Binom(size = 1, prob = 0.5)

# S4 method for class 'Binom,numeric'
d(distr, x, log = FALSE)

# S4 method for class 'Binom,numeric'
p(distr, q, lower.tail = TRUE, log.p = FALSE)

# S4 method for class 'Binom,numeric'
qn(distr, p, lower.tail = TRUE, log.p = FALSE)
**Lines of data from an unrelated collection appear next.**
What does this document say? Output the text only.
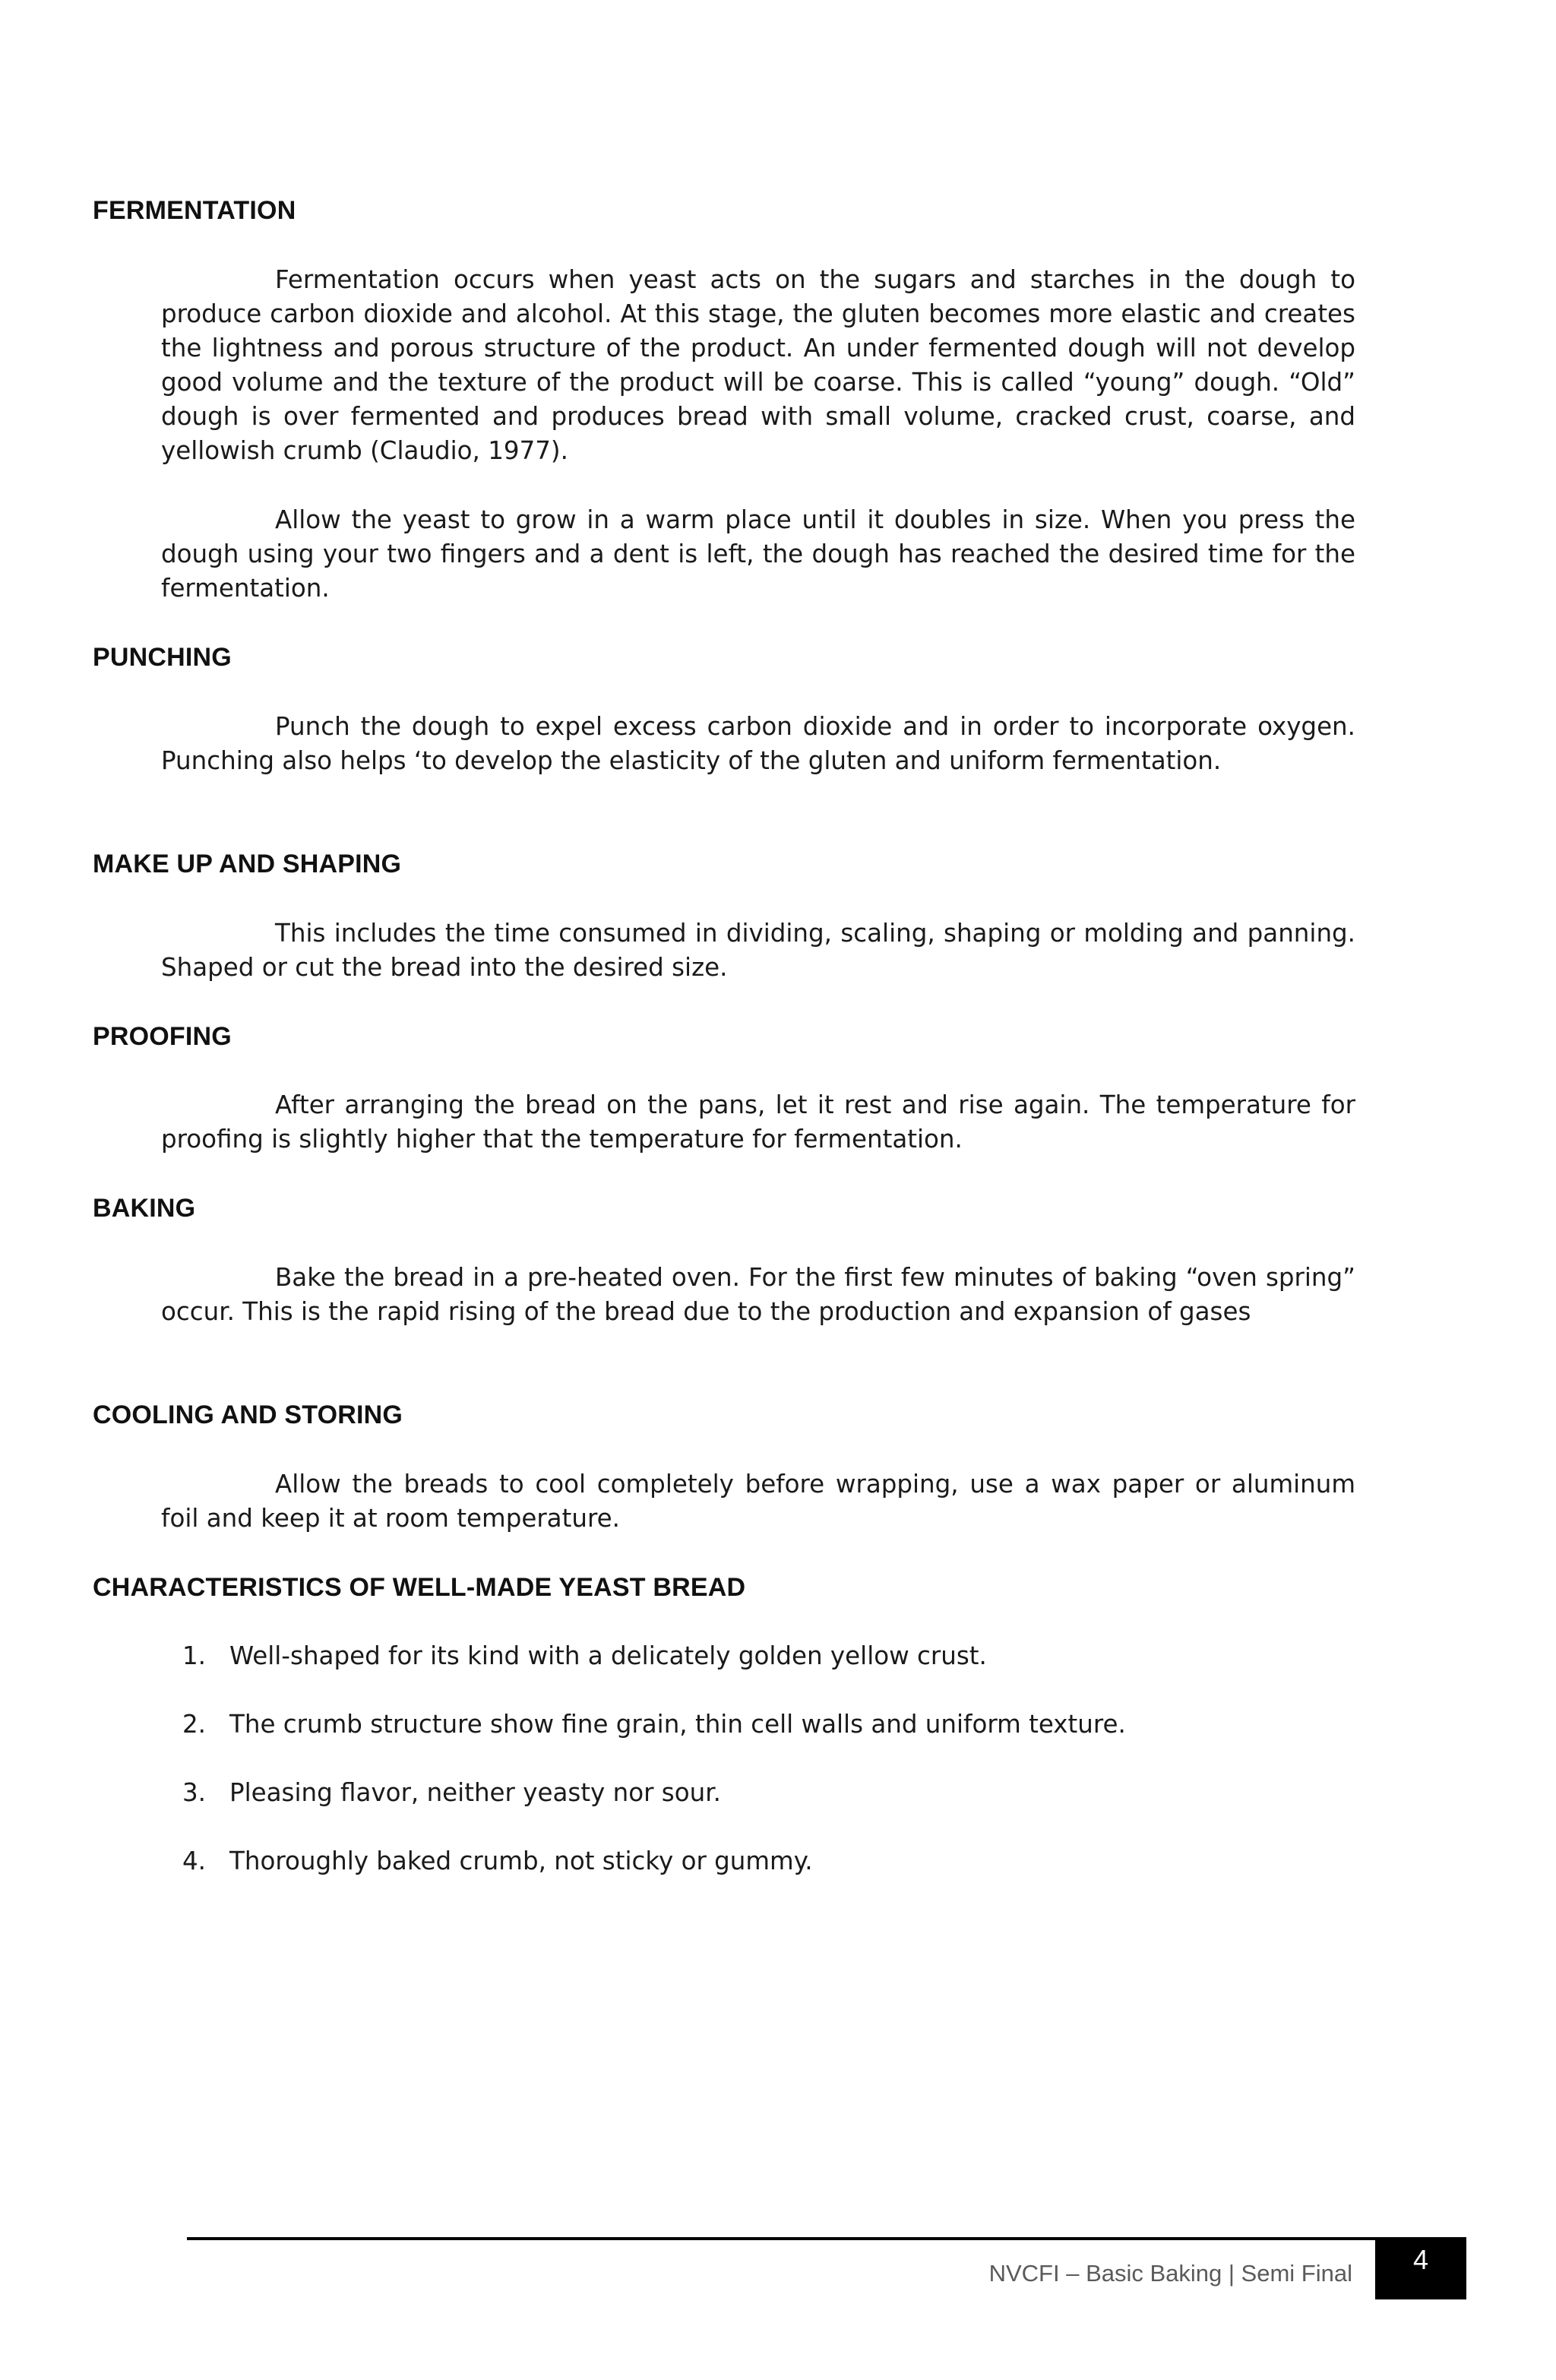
FERMENTATION

Fermentation occurs when yeast acts on the sugars and starches in the dough to produce carbon dioxide and alcohol. At this stage, the gluten becomes more elastic and creates the lightness and porous structure of the product. An under fermented dough will not develop good volume and the texture of the product will be coarse. This is called “young” dough. “Old” dough is over fermented and produces bread with small volume, cracked crust, coarse, and yellowish crumb (Claudio, 1977).

Allow the yeast to grow in a warm place until it doubles in size. When you press the dough using your two fingers and a dent is left, the dough has reached the desired time for the fermentation.

PUNCHING

Punch the dough to expel excess carbon dioxide and in order to incorporate oxygen. Punching also helps ‘to develop the elasticity of the gluten and uniform fermentation.

MAKE UP AND SHAPING

This includes the time consumed in dividing, scaling, shaping or molding and panning. Shaped or cut the bread into the desired size.

PROOFING

After arranging the bread on the pans, let it rest and rise again. The temperature for proofing is slightly higher that the temperature for fermentation.

BAKING

Bake the bread in a pre-heated oven. For the first few minutes of baking “oven spring” occur. This is the rapid rising of the bread due to the production and expansion of gases

COOLING AND STORING

Allow the breads to cool completely before wrapping, use a wax paper or aluminum foil and keep it at room temperature.

CHARACTERISTICS OF WELL-MADE YEAST BREAD
1. Well-shaped for its kind with a delicately golden yellow crust.
2. The crumb structure show fine grain, thin cell walls and uniform texture.
3. Pleasing flavor, neither yeasty nor sour.
4. Thoroughly baked crumb, not sticky or gummy.
NVCFI – Basic Baking | Semi Final	4
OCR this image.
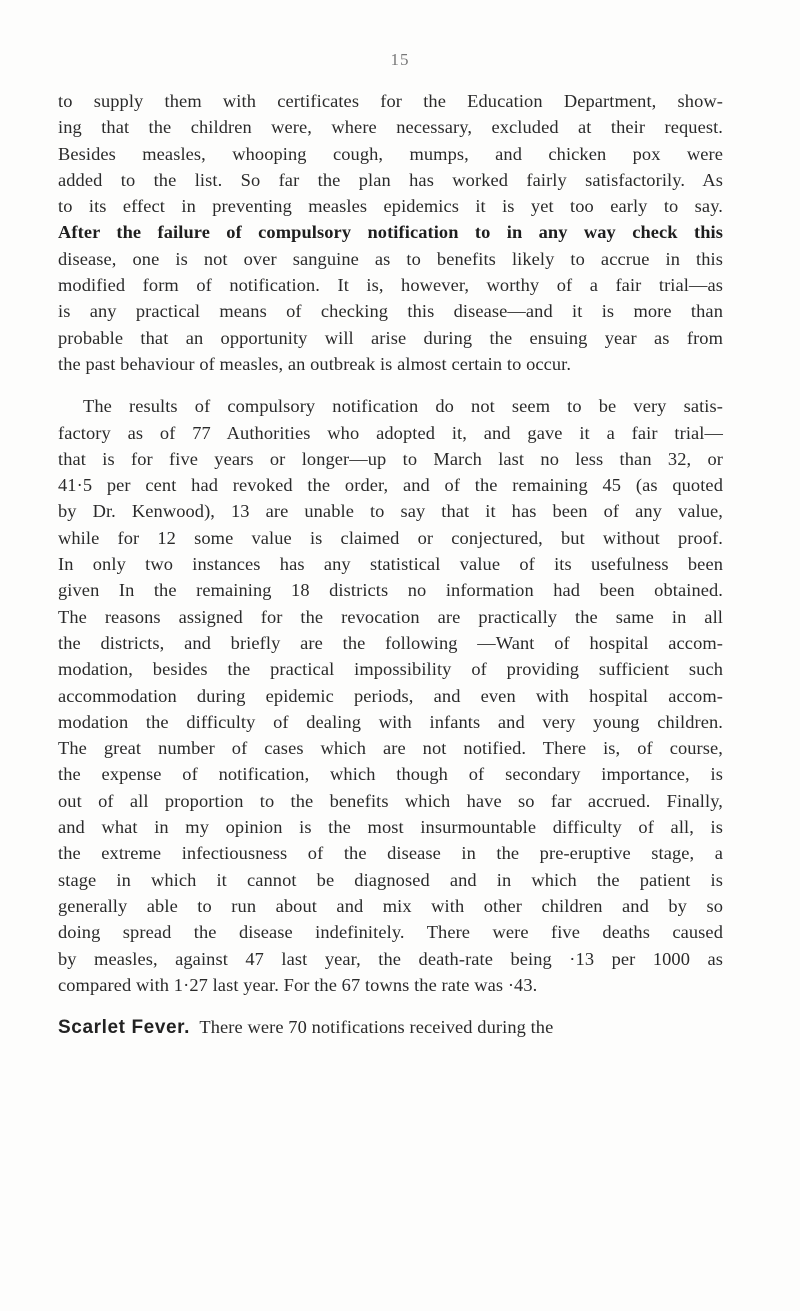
15
to supply them with certificates for the Education Department, show-
ing that the children were, where necessary, excluded at their request.
Besides measles, whooping cough, mumps, and chicken pox were
added to the list. So far the plan has worked fairly satisfactorily. As
to its effect in preventing measles epidemics it is yet too early to say.
After the failure of compulsory notification to in any way check this
disease, one is not over sanguine as to benefits likely to accrue in this
modified form of notification. It is, however, worthy of a fair trial—as
is any practical means of checking this disease—and it is more than
probable that an opportunity will arise during the ensuing year as from
the past behaviour of measles, an outbreak is almost certain to occur.
The results of compulsory notification do not seem to be very satis-
factory as of 77 Authorities who adopted it, and gave it a fair trial—
that is for five years or longer—up to March last no less than 32, or
41·5 per cent had revoked the order, and of the remaining 45 (as quoted
by Dr. Kenwood), 13 are unable to say that it has been of any value,
while for 12 some value is claimed or conjectured, but without proof.
In only two instances has any statistical value of its usefulness been
given In the remaining 18 districts no information had been obtained.
The reasons assigned for the revocation are practically the same in all
the districts, and briefly are the following —Want of hospital accom-
modation, besides the practical impossibility of providing sufficient such
accommodation during epidemic periods, and even with hospital accom-
modation the difficulty of dealing with infants and very young children.
The great number of cases which are not notified. There is, of course,
the expense of notification, which though of secondary importance, is
out of all proportion to the benefits which have so far accrued. Finally,
and what in my opinion is the most insurmountable difficulty of all, is
the extreme infectiousness of the disease in the pre-eruptive stage, a
stage in which it cannot be diagnosed and in which the patient is
generally able to run about and mix with other children and by so
doing spread the disease indefinitely. There were five deaths caused
by measles, against 47 last year, the death-rate being ·13 per 1000 as
compared with 1·27 last year. For the 67 towns the rate was ·43.
Scarlet Fever. There were 70 notifications received during the
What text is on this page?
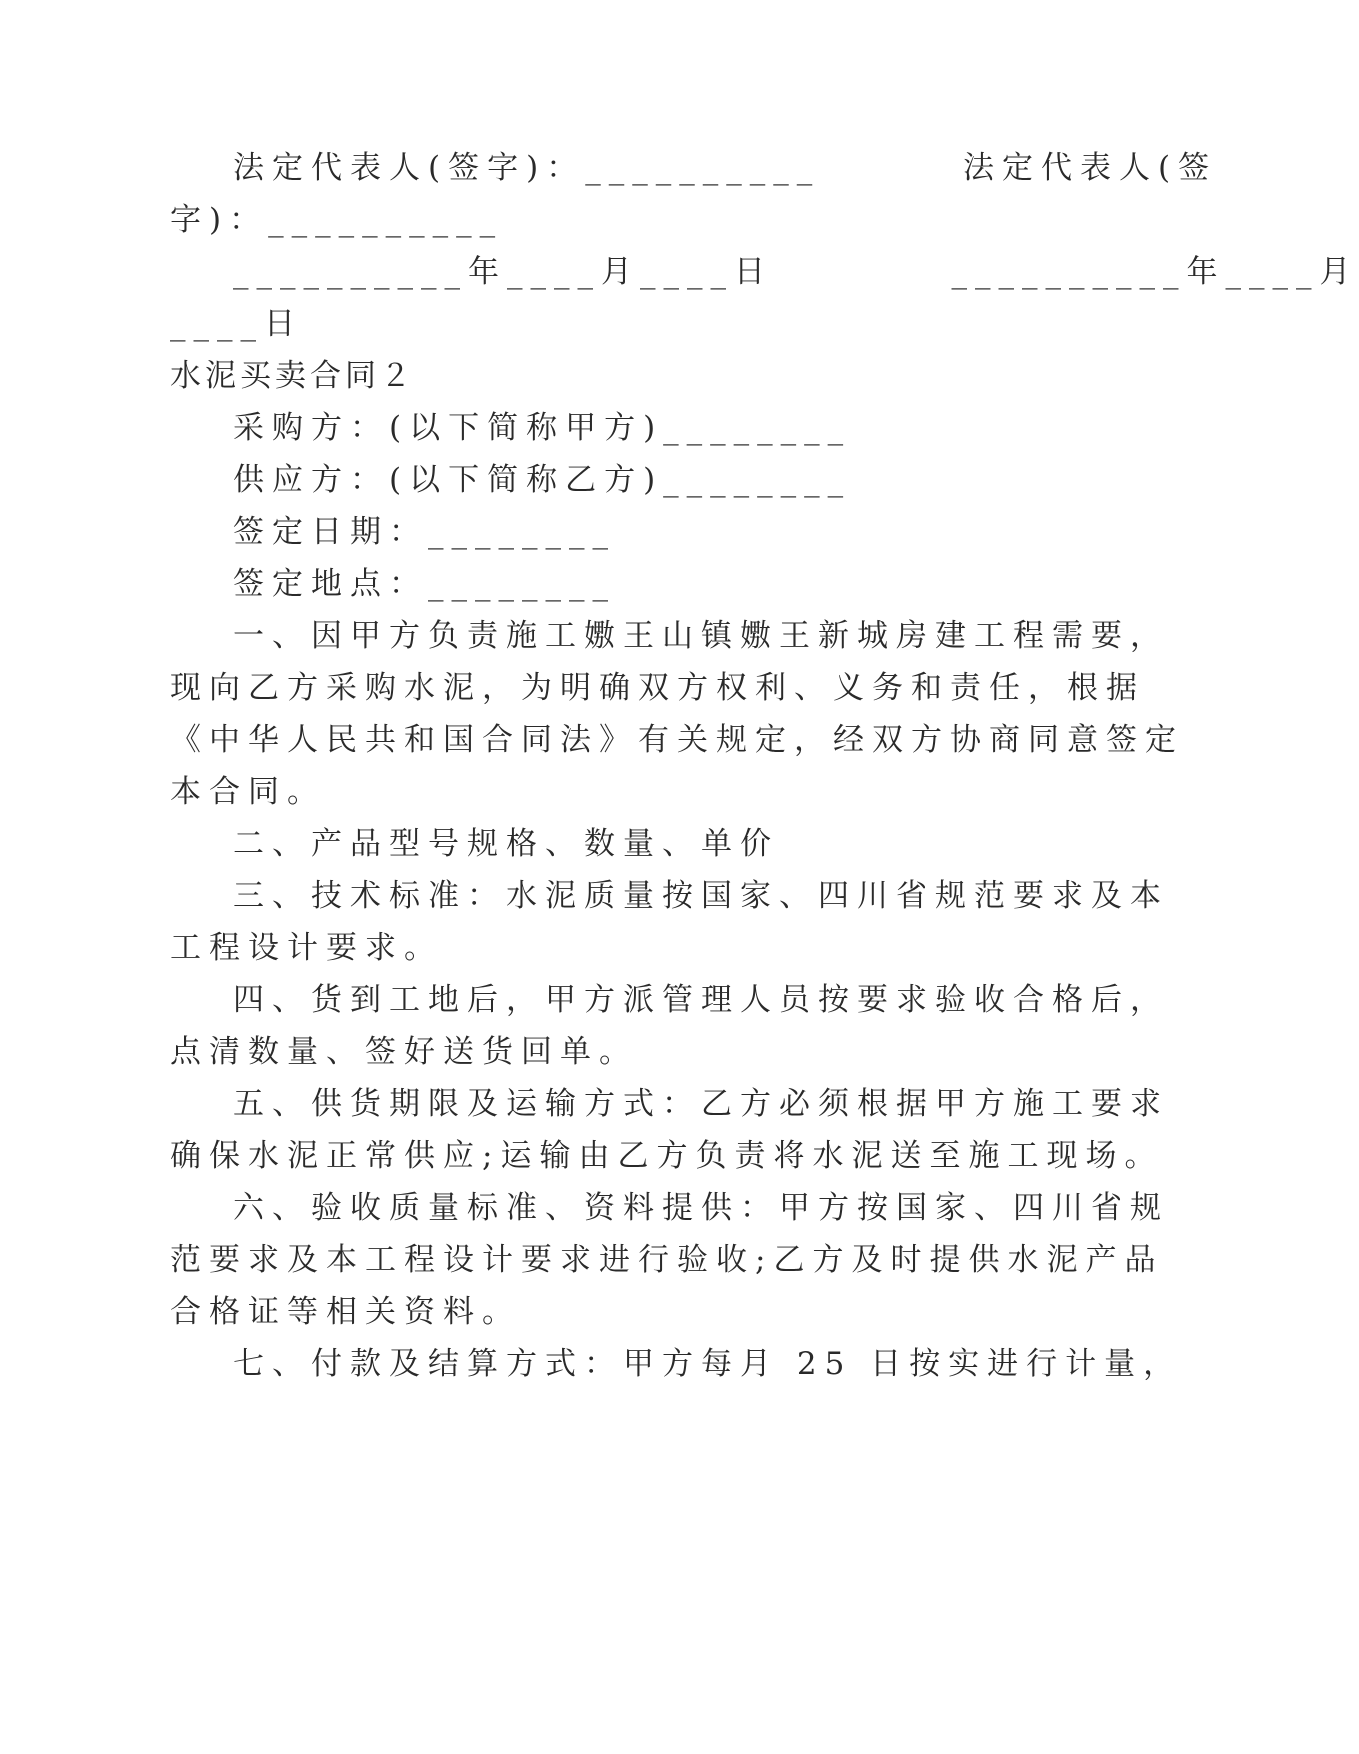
法定代表人(签字)：__________        法定代表人(签
字)：__________
__________年____月____日          __________年____月
____日
水泥买卖合同２
采购方：(以下简称甲方)________
供应方：(以下简称乙方)________
签定日期：________
签定地点：________
一、因甲方负责施工嫐王山镇嫐王新城房建工程需要，
现向乙方采购水泥，为明确双方权利、义务和责任，根据
《中华人民共和国合同法》有关规定，经双方协商同意签定
本合同。
二、产品型号规格、数量、单价
三、技术标准：水泥质量按国家、四川省规范要求及本
工程设计要求。
四、货到工地后，甲方派管理人员按要求验收合格后，
点清数量、签好送货回单。
五、供货期限及运输方式：乙方必须根据甲方施工要求
确保水泥正常供应;运输由乙方负责将水泥送至施工现场。
六、验收质量标准、资料提供：甲方按国家、四川省规
范要求及本工程设计要求进行验收;乙方及时提供水泥产品
合格证等相关资料。
七、付款及结算方式：甲方每月 25 日按实进行计量，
# S4 method for class 'Binom,numeric'
r(distr, n)

# S4 method for class 'Binom'
mean(x)

# S4 method for class 'Binom'
var(x)

# S4 method for class 'Binom'
sd(x)

# S4 method for class 'Binom'
skew(x)

# S4 method for class 'Binom'
kurt(x)

# S4 method for class 'Binom'
entro(x)

# S4 method for class 'Binom'
finf(x)

llbinom(x, size, prob)

# S4 method for class 'Binom,numeric'
ll(distr, x)

ebinom(x, size, type = "mle", ...)

# S4 method for class 'Binom,numeric'
mle(distr, x, na.rm = FALSE)

# S4 method for class 'Binom,numeric'
me(distr, x, na.rm = FALSE)

vbinom(size, prob, type = "mle")

# S4 method for class 'Binom'
avar_mle(distr)

# S4 method for class 'Binom'
avar_me(distr)

Arguments

size

number of trials (zero or more).

prob

numeric. Probability of success on each trial.

distr

an object of class Binom.

x

For the density function, x is a numeric vector of quantiles. For the moments functions, x is an object of class Binom. For the log-likelihood and the estimation functions, x is the sample of observations.

log, log.p

logical. Should the logarithm of the probability be returned?

q

numeric. Vector of quantiles.

lower.tail

logical. If TRUE (default), probabilities are \(P(X \leq x)\), otherwise \(P(X > x)\).

p

numeric. Vector of probabilities.

n

number of observations. If length(n) > 1, the length is taken to be the number required.

type

character, case ignored. The estimator type (mle or me).

...

extra arguments.

na.rm

logical. Should the NA values be removed?

Value

Each type of function returns a different type of object:

  • Distribution Functions: When supplied with one argument (distr), the d(), p(), q(), r(), ll() functions return the density, cumulative probability, quantile, random sample generator, and log-likelihood functions, respectively. When supplied with both arguments (distr and x), they evaluate the aforementioned functions directly.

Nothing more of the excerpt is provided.